The Internal Revenue Service has recently updated the certification forms required to be filed by taxpayers seeking to avail themselves of the Streamlined Filing Compliance Procedures.  The streamlined program was significantly expanded by the IRS in June 2014 in order to provide a meaningful way for non-willful taxpayers to remedy past non-compliance with respect to non-U.S. bank accounts and income associated with those accounts.  Any taxpayer seeking to utilize the streamlined program must submit a form entitled Form 14654–Certification by U.S. Persons Residing in the United States for Streamlined Domestic Offshore Procedures (SDOP) (for U.S. residents) or Form 14653–Certification by U.S. Persons Residing Outside of the United States for Streamlined Foreign Offshore Procedures (SFOP) (for non-U.S. residents).

The streamlined filing compliance procedures are designed for only individual taxpayers, including estates of individual taxpayers. The streamlined procedures are available to both U.S. individual taxpayers residing outside the United States and U.S. individual taxpayers residing in the United States. In order to enter the streamlined offshore procedures, the taxpayer must officially certify that their failure to report all income, pay all tax, and file all required information was due to non-willful conduct.

In either version of the form, the taxpayer is certifying, under penalties of perjury, that:

“My failure to report all income, pay all tax, and submit all required information returns, including FBARs, was due to non-willful conduct.  I understand that non-willful conduct is conduct that is due to negligence, inadvertence, or mistake or conduct that is the result of a good faith misunderstanding of the requirements of the law.”

This is a very important element of the streamlined process.  Any taxpayer who cannot make such a certification is ineligible for the relief afforded by the Streamlined Filing Compliance Procedures.  As part of the certification, the taxpayer is required to provide a factual statement explaining the reasons for non-compliance, including if such non-compliance was attributable to advice received from a professional advisor:

“Provide specific reasons for your failure to report all income, pay all tax, and submit all required information returns, including FBARs. If you relied on a professional advisor, provide the name, address, and telephone number of the advisor and a summary of the advice. If married taxpayers submitting a joint certification have different reasons, provide the individual reasons for each spouse separately in the statement of facts. The field below will automatically expand to accommodate your statement of facts.”

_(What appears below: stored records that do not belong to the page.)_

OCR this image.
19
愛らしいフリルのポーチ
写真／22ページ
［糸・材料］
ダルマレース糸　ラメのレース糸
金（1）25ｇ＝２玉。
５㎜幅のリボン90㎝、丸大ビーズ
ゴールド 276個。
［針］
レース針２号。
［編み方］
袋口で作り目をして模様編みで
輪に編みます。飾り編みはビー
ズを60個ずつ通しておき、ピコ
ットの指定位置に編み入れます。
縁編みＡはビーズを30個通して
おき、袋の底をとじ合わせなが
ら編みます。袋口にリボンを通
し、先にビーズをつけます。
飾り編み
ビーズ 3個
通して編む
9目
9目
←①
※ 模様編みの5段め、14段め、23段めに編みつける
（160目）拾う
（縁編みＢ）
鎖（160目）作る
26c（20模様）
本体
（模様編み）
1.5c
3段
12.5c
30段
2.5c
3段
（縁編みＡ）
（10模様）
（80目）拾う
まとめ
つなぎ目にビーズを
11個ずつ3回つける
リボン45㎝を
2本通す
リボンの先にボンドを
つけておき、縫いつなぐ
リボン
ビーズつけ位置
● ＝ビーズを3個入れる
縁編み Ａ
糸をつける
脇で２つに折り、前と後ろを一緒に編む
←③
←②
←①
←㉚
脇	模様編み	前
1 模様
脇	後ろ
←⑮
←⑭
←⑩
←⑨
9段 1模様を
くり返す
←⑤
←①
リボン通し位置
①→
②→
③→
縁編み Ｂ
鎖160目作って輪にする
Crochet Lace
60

Some taxpayers apparently have been submitting the certification form without the narrative statement.  As a result, the IRS has updated the forms to now include, in bright red font, the following warning:

“Note:  You must provide specific facts on this form or on a signed attachment explaining your failure to report all income, pay all tax, and submit all required information returns, including FBARs.  Any submission that does not contain a narrative statement of facts will be considered incomplete and will not qualify for the streamlined penalty relief.”

In spite of the standardization of the forms, very careful drafting and persuasive legal advocacy of a taxpayer’s particular circumstances are still recommended for a clear demonstration of non-willfulness. Beware: the statement can be used against the taxpayer.  The narrative portion of the certification form has always been the most important part of the streamlined submission, because that is what the IRS will review in order to determine whether the taxpayer’s failure to file FBARs and report income from offshore accounts was non-willful.  All certifications are reviewed carefully by the IRS.  The updated form with its new conspicuous warning language further confirms the important nature of the narrative.  Taxpayers who choose to submit certification forms without a narrative, or who cannot complete the narrative for whatever reason, are now warned that their streamlined applications will be rejected.

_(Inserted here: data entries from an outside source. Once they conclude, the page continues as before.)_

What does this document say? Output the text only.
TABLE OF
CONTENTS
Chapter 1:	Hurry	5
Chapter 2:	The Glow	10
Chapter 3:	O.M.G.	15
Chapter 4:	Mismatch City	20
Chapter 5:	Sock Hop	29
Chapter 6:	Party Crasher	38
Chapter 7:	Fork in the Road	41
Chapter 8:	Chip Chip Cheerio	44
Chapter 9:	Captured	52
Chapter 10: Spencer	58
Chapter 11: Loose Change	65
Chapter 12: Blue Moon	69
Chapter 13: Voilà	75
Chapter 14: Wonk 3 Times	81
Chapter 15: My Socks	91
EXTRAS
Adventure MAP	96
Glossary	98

Whether a taxpayer’s conduct is non-willful is a critical question of fact and law, based largely on the taxpayer’s particular facts and circumstances. Taxpayers with foreign accounts would be wise to retain tax legal counsel, to better analyze the taxpayers’ position.  In our experience, good facts applied to the law will result in a result.  Legal research, careful drafting and legal advocacy of a taxpayer’s particular circumstances are still strongly recommended for a favorable result.